Беринг обмакнул перо в чернильницу и задумался. Надо было объяснить причину, почему он посылает карты, но объяснить так, чтобы, если письмо будет перехвачено, никто ничего не заподозрил.
«...Так как, — написал он, — на моей службе нашему всемилостивейшему императору может произойти что-либо, в связи с чем мне придётся отправиться в путь...
Моё продолжительное путешествие началось в 1725 году, и только сейчас, 1 марта 1730 года, я вернулся домой. Я проехал несколько тысяч миль по Восточной Татарии, пока можно было проехать сушей, мимо Камчатки и ещё несколько сот миль дальше, как это видно из географических карт, а именно, я побывал в той части Азии, которая тянется от Северных гор.
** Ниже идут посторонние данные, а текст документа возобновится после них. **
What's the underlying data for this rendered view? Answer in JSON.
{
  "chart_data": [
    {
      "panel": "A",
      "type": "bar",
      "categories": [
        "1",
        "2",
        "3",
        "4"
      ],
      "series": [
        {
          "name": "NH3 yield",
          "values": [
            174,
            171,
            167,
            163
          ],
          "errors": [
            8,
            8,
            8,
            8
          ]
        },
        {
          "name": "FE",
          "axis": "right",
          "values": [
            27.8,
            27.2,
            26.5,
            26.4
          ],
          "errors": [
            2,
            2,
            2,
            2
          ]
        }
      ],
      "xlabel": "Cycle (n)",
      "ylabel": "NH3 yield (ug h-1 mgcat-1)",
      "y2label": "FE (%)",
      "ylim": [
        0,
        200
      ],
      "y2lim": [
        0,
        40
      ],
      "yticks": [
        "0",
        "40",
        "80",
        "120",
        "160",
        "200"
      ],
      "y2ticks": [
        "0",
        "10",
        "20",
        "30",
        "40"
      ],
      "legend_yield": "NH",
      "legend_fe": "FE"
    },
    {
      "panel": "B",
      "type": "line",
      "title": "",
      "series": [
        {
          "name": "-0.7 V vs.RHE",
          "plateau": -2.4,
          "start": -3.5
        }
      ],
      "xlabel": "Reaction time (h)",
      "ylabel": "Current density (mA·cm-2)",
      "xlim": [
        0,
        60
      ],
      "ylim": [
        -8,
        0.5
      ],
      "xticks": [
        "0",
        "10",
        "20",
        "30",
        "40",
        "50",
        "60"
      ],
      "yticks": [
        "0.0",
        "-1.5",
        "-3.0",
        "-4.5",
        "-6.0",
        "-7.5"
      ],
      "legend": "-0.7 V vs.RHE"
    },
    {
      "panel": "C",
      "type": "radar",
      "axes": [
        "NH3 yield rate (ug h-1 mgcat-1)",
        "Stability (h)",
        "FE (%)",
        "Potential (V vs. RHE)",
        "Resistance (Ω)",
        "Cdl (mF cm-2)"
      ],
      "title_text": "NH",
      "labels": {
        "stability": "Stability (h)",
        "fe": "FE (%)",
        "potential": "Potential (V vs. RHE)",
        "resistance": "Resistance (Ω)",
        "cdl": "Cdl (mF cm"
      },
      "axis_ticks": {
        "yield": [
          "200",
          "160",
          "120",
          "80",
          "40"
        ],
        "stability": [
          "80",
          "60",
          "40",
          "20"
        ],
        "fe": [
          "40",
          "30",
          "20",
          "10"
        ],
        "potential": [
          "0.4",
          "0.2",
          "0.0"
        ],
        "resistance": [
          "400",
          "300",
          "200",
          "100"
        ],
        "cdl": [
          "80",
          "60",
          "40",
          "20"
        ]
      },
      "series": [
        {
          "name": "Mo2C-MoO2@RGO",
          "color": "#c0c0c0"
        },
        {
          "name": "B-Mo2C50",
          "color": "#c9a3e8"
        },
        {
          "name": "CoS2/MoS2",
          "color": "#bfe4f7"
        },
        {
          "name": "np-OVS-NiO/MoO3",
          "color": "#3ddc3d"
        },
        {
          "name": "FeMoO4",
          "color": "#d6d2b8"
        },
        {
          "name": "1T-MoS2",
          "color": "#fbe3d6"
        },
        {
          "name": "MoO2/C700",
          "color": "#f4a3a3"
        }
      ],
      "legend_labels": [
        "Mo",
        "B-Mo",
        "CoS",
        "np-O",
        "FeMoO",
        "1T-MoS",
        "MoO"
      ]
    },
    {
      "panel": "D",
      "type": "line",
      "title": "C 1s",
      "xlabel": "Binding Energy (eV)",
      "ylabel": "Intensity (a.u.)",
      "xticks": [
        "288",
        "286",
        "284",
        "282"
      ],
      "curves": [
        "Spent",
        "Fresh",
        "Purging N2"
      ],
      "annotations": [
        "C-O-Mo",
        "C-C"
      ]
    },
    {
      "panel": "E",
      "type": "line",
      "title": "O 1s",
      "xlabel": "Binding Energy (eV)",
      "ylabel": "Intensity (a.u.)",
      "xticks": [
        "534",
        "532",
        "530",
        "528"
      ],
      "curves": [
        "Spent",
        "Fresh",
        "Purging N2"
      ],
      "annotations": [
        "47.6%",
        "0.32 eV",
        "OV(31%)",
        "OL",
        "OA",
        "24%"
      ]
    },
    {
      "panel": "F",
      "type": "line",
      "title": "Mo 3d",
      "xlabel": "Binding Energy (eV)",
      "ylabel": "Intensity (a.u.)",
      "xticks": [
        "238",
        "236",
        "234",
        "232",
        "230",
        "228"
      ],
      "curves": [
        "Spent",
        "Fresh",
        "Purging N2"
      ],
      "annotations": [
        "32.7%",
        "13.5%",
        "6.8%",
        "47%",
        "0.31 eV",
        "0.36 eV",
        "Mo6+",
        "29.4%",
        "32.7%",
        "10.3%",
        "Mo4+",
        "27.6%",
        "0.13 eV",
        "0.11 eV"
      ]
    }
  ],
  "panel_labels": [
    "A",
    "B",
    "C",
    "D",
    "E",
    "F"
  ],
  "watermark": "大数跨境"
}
Я должен признать, что желание моей молодости — попутешествовать — исполнилось, ибо это путешествие совершилось мимо Китая и Японии, но при этом оно не может сравниться с путешествием в Ост-Индию, как по суше, так и по морю...»
Оплывая, догорали в канделябрах свечи. А Беринг писал и писал, позабыв уже, что письмо нужно ему только, как маскировка. Какая маскировка? Заново переживал Беринг все подробности проведённой им экспедиции...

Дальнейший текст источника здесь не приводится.